Il est tout aussi impératif d'adapter notre arsenal répressif, qui est en quelque sorte le dernier rempart à la solitude et à l'abandon dans lesquels se trouvent nombre de victimes. La position du Sénat, qui a rejeté les principales mesures pénales du projet de loi, est sur ce point difficilement compréhensible ; elle ne s'inscrit manifestement pas dans le sens de l'histoire, même si les modifications issues du Sénat ne sont pas toutes négatives. C'est la raison pour laquelle la commission des lois a réintroduit dans le texte les articles 1er , 2 et 4 du projet de loi initial, dont il a déjà beaucoup été question, après qu'ils ont été supprimés par les sénateurs.

Il ne fait aucun doute que les manœuvres sectaires nécessitent sans attendre de considérer la sujétion physique et psychologique comme un délit autonome, de fixer les circonstances aggravantes qui l'accompagnent, et de réprimer clairement la provocation à l'abandon ou à l'abstention de soins, ainsi que l'adoption de pratiques dont il est manifeste qu'elles exposent à un risque grave et immédiat pour la santé.

Cependant, et nous en sommes pleinement conscients, une telle répression ne doit pas s'abattre sans discernement. Comme nous y invite le Conseil d'État, nous devons atteindre un équilibre en protégeant la liberté d'expression et de conscience, fondement de toute démocratie. Il s'agit tout simplement de préserver le droit de contester des pratiques thérapeutiques, la liberté des débats scientifiques et celle des lanceurs d'alerte, ainsi que la liberté de prodiguer des soins non conventionnels ou même de refuser un traitement.

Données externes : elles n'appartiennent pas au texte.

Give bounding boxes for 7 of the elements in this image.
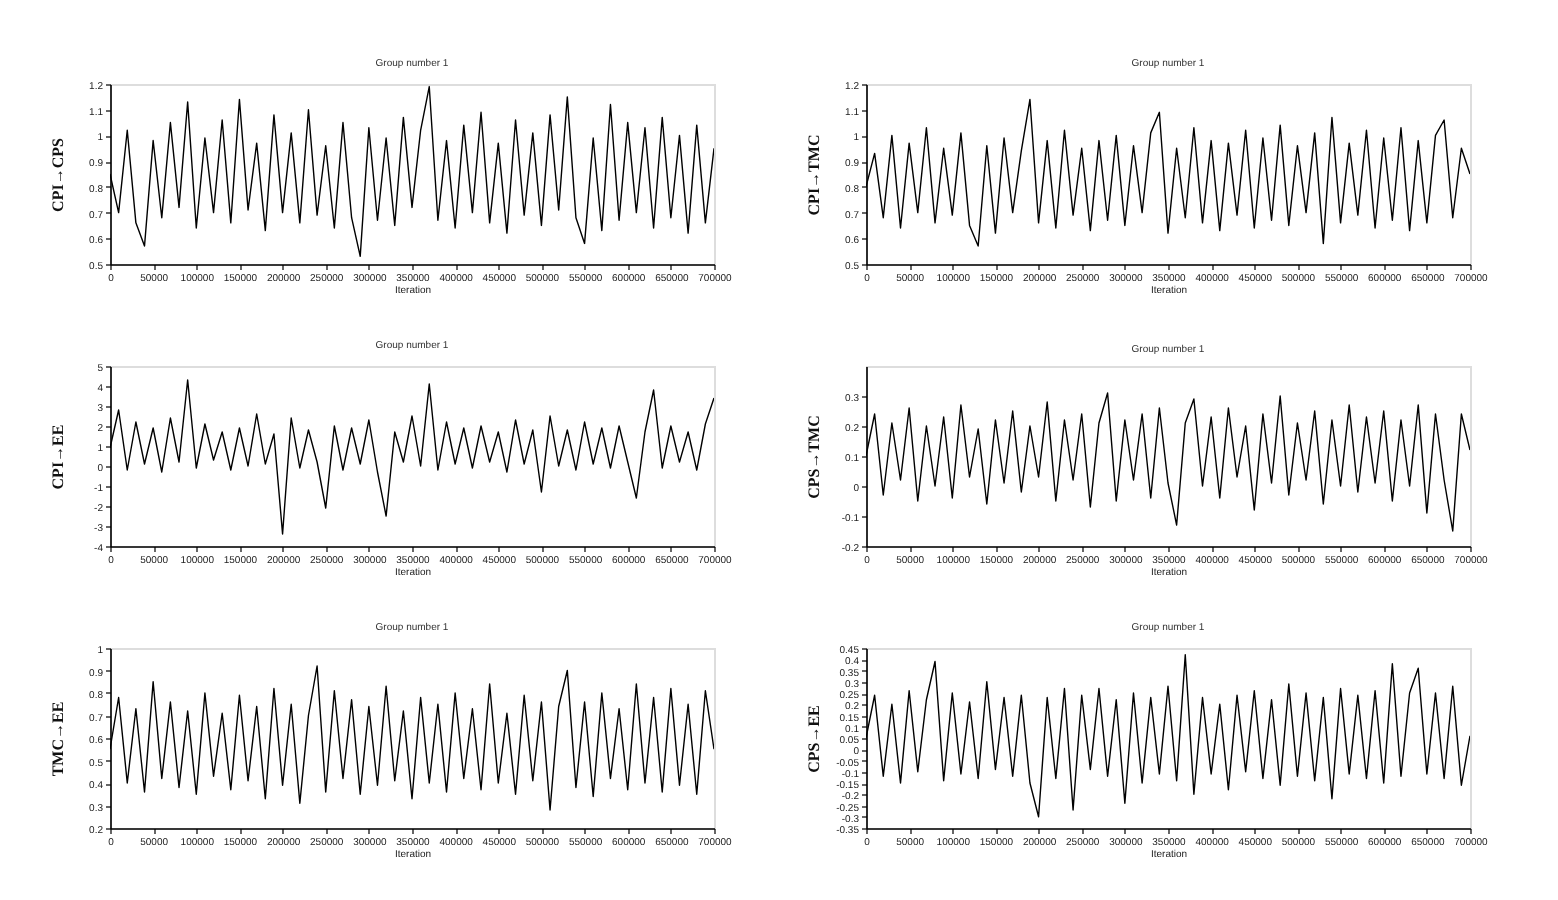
y-axis-title: CPI→EE bbox=[49, 424, 67, 490]
y-axis-title: CPI→CPS bbox=[49, 137, 67, 212]
y-axis-title: TMC→EE bbox=[49, 701, 67, 777]
y-axis-title: CPI→TMC bbox=[805, 134, 823, 216]
line-series bbox=[110, 85, 714, 257]
y-axis-title: CPS→EE bbox=[805, 705, 823, 773]
y-axis-title: CPS→TMC bbox=[805, 414, 823, 499]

Comme nous nous y étions engagés en commission des lois avec Mme la rapporteure, dont je salue l'engagement et le travail de fond, divers amendements identiques seront proposés par les groupes de la majorité, en particulier à l'article 4 déjà largement évoqué par les orateurs qui m'ont précédé. Leur adoption permettrait de disposer que la répression pénale n'a pas à s'appliquer lorsque la « provocation » s'accompagne d'une information claire et complète des conséquences pour la santé, et qu'elle ne remet pas en cause la volonté libre et éclairée de la personne.